The model was not the problem. The conversation was. The agent treated every interaction as a single request-response pair. It had no sense of flow, no strategy for ambiguity, and no plan for when things went sideways. Conversation design is what prevents this.
Traditional software has buttons, forms, and navigation. Conversational AI has none of that. The conversation is the entire interface. Every word the agent says is simultaneously content, navigation, and UX feedback.
This means conversation design is not "prompt engineering with manners." It is interface design. It requires the same rigor you would apply to a checkout flow or an onboarding wizard. And like any interface, it must handle the unhappy path as well as the happy one.

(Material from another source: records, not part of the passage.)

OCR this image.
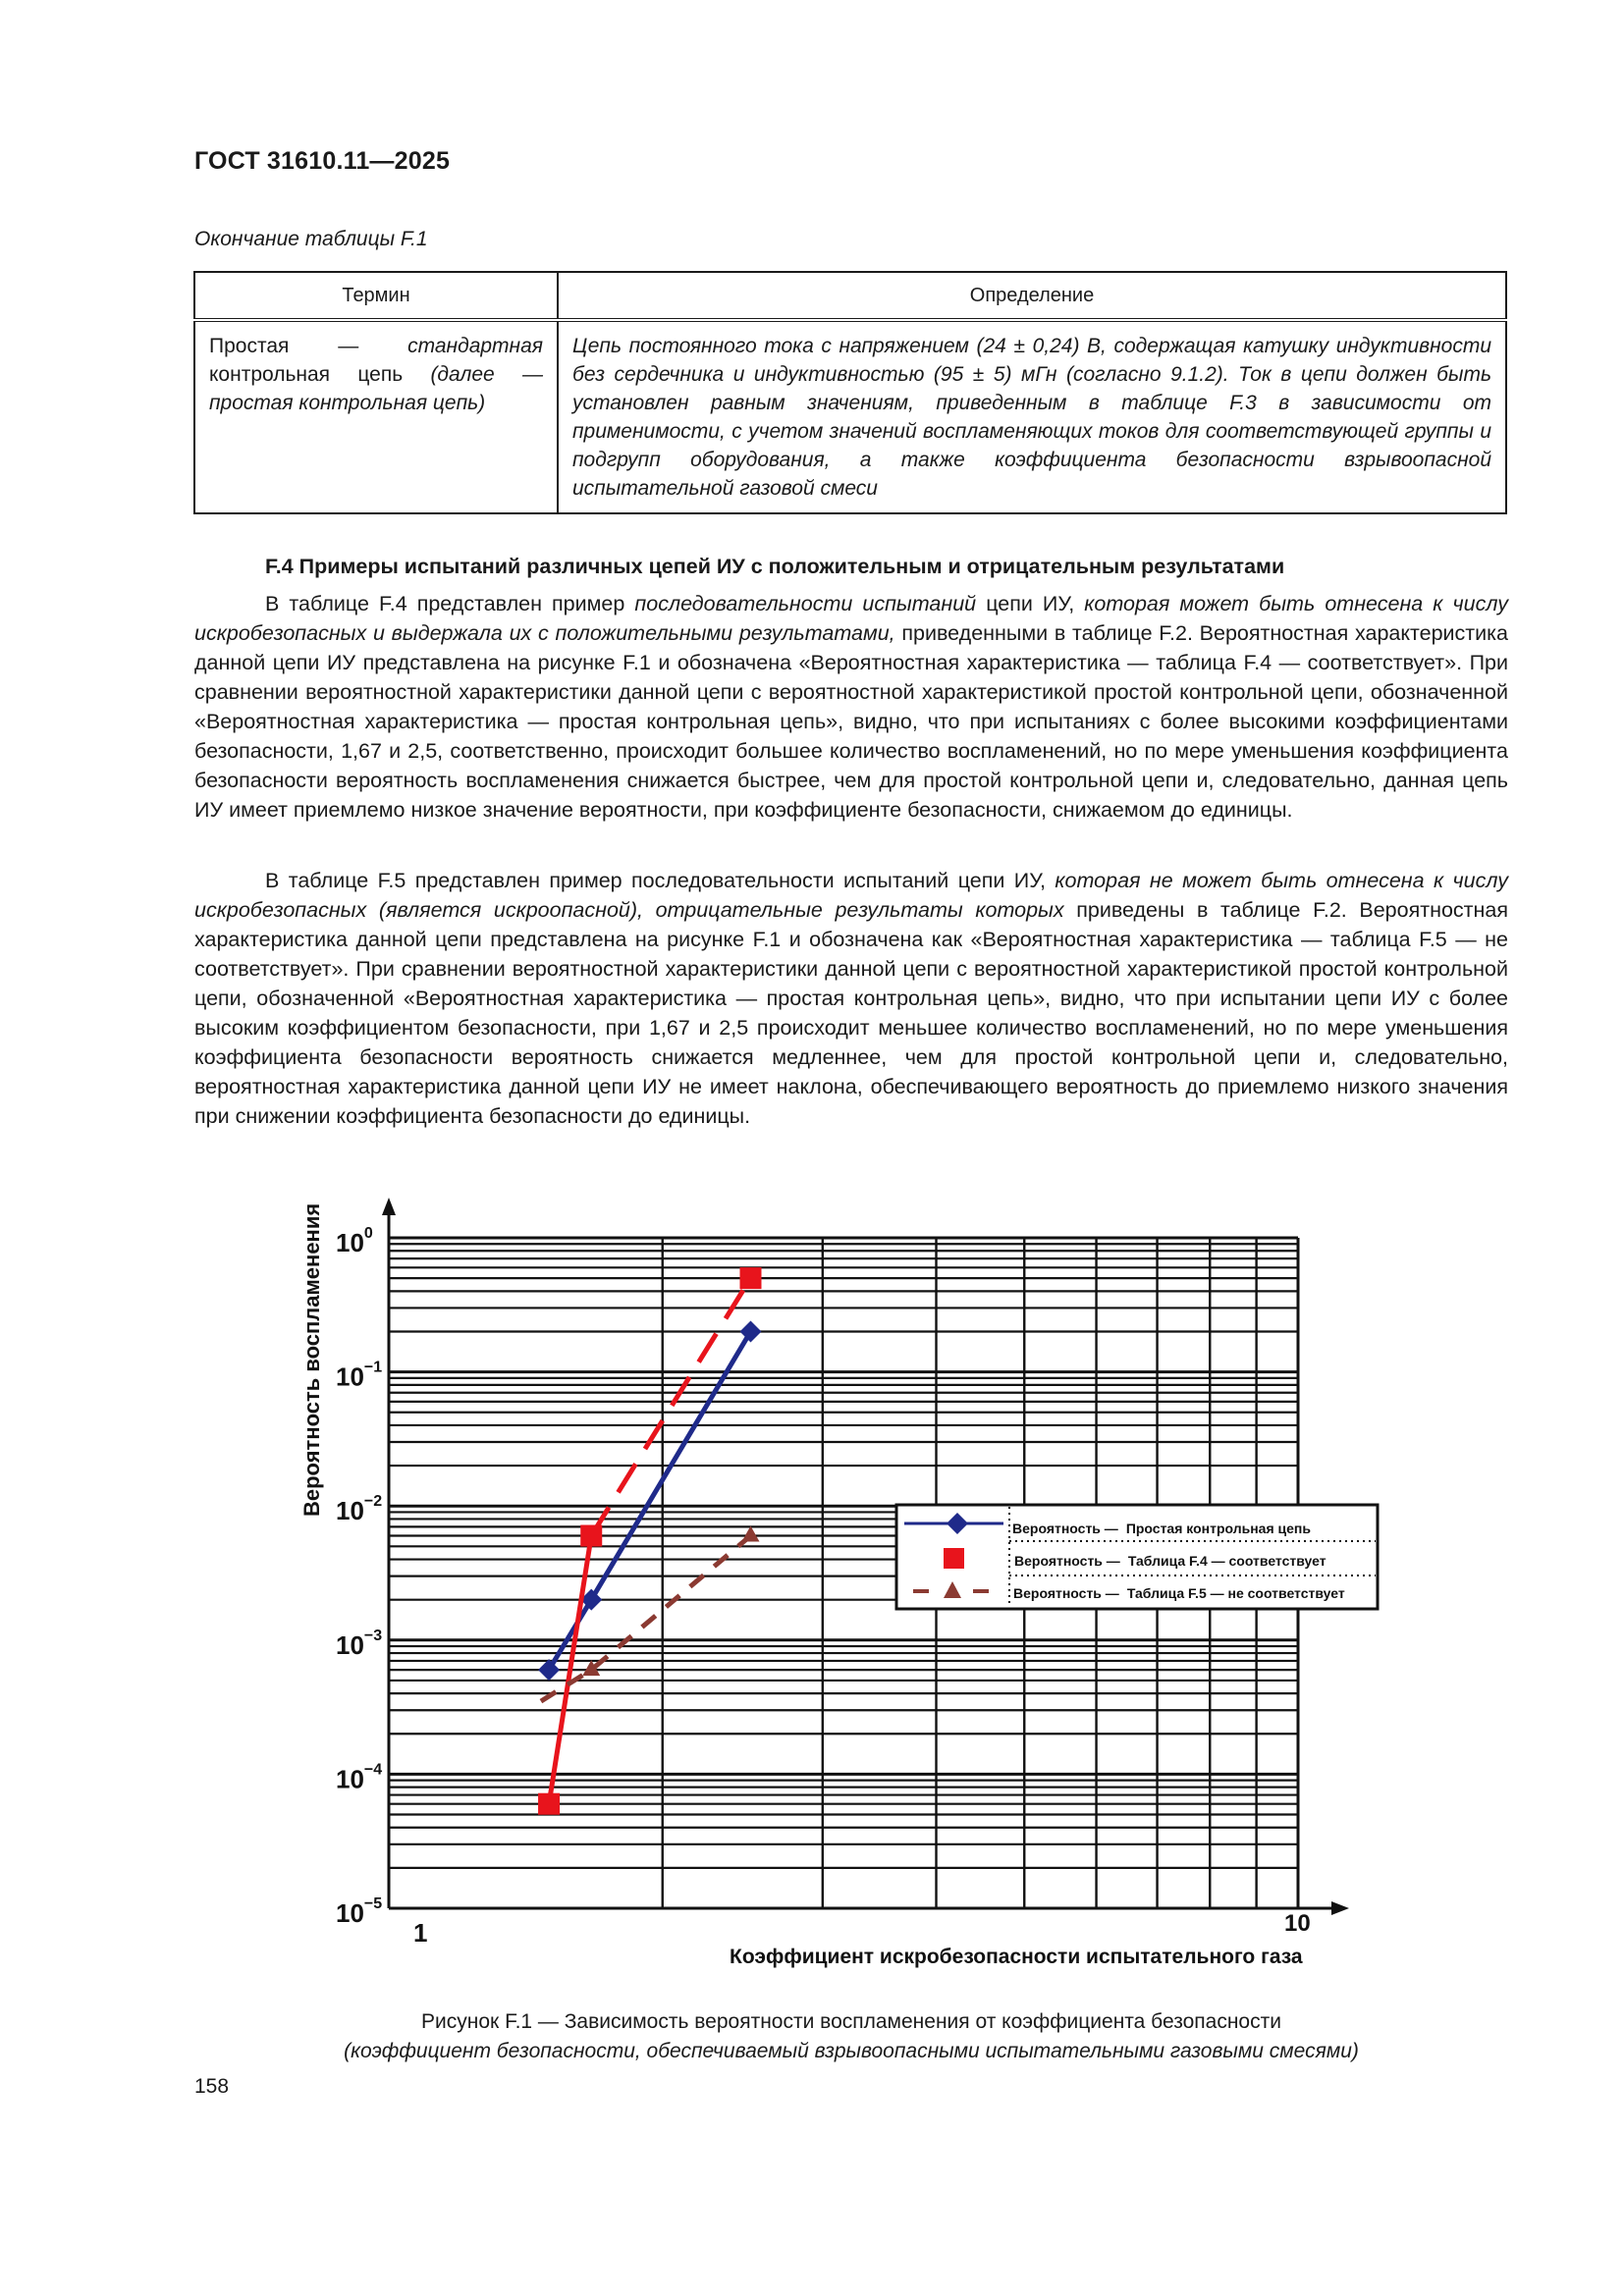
ГОСТ 31610.11—2025
Окончание таблицы F.1
Термин	Определение
Простая — стандартная контрольная цепь (далее — простая контрольная цепь)	Цепь постоянного тока с напряжением (24 ± 0,24) В, содержащая катушку индуктивности без сердечника и индуктивностью (95 ± 5) мГн (согласно 9.1.2). Ток в цепи должен быть установлен равным значениям, приведенным в таблице F.3 в зависимости от применимости, с учетом значений воспламеняющих токов для соответствующей группы и подгрупп оборудования, а также коэффициента безопасности взрывоопасной испытательной газовой смеси
F.4 Примеры испытаний различных цепей ИУ с положительным и отрицательным результатами

В таблице F.4 представлен пример последовательности испытаний цепи ИУ, которая может быть отнесена к числу искробезопасных и выдержала их с положительными результатами, приведенными в таблице F.2. Вероятностная характеристика данной цепи ИУ представлена на рисунке F.1 и обозначена «Вероятностная характеристика — таблица F.4 — соответствует». При сравнении вероятностной характеристики данной цепи с вероятностной характеристикой простой контрольной цепи, обозначенной «Вероятностная характеристика — простая контрольная цепь», видно, что при испытаниях с более высокими коэффициентами безопасности, 1,67 и 2,5, соответственно, происходит большее количество воспламенений, но по мере уменьшения коэффициента безопасности вероятность воспламенения снижается быстрее, чем для простой контрольной цепи и, следовательно, данная цепь ИУ имеет приемлемо низкое значение вероятности, при коэффициенте безопасности, снижаемом до единицы.

В таблице F.5 представлен пример последовательности испытаний цепи ИУ, которая не может быть отнесена к числу искробезопасных (является искроопасной), отрицательные результаты которых приведены в таблице F.2. Вероятностная характеристика данной цепи представлена на рисунке F.1 и обозначена как «Вероятностная характеристика — таблица F.5 — не соответствует». При сравнении вероятностной характеристики данной цепи с вероятностной характеристикой простой контрольной цепи, обозначенной «Вероятностная характеристика — простая контрольная цепь», видно, что при испытании цепи ИУ с более высоким коэффициентом безопасности, при 1,67 и 2,5 происходит меньшее количество воспламенений, но по мере уменьшения коэффициента безопасности вероятность снижается медленнее, чем для простой контрольной цепи и, следовательно, вероятностная характеристика данной цепи ИУ не имеет наклона, обеспечивающего вероятность до приемлемо низкого значения при снижении коэффициента безопасности до единицы.

$10^0$
$10^{-1}$
$10^{-2}$
$10^{-3}$
$10^{-4}$
$10^{-5}$
1	10
Коэффициент искробезопасности испытательного газа
Вероятность воспламенения
Вероятность — Простая контрольная цепь
Вероятность — Таблица F.4 — соответствует
Вероятность — Таблица F.5 — не соответствует
Рисунок F.1 — Зависимость вероятности воспламенения от коэффициента безопасности
(коэффициент безопасности, обеспечиваемый взрывоопасными испытательными газовыми смесями)
158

Your agent needs a consistent identity. Not a gimmick -- a reliable personality that users learn to predict.
What to define:
The persona must adapt its delivery between modalities while keeping its character constant:
const systemPrompt = buildSystemPrompt(ragContext);
// Voice mode adds delivery constraints:
const voiceAddendum = `
Voice response rules:
- Respond in plain text only; no markdown, lists, or code.

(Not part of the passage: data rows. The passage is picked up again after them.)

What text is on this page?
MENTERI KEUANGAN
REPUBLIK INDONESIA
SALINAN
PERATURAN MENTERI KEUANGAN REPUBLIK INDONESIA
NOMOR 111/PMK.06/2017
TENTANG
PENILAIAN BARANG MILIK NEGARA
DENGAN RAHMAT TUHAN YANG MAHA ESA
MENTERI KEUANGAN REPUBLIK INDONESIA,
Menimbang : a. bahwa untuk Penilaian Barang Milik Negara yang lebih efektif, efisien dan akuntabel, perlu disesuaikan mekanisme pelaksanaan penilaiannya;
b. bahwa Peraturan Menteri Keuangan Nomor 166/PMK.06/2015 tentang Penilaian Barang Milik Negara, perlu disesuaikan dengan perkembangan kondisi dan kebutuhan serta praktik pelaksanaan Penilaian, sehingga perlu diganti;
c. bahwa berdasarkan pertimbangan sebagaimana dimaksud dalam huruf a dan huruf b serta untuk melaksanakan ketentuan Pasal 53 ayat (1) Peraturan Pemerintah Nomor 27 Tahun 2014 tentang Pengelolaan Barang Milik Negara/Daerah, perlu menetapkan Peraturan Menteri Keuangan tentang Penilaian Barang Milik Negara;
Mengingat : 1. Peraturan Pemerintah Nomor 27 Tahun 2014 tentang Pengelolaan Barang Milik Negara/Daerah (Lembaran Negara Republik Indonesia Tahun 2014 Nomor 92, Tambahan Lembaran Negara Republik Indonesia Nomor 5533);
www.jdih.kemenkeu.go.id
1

- Keep replies brief: one to three sentences.
- Ask one question at a time.
- Spell out numbers and email addresses.
`;
The voice addendum is critical. The same persona behaves differently in voice -- shorter sentences, no formatting, one question at a time. The character stays the same; the delivery adapts to the medium.
Conversations have rhythm. Someone speaks, someone listens, they switch. In human conversation this is automatic. In AI conversation, you have to engineer it.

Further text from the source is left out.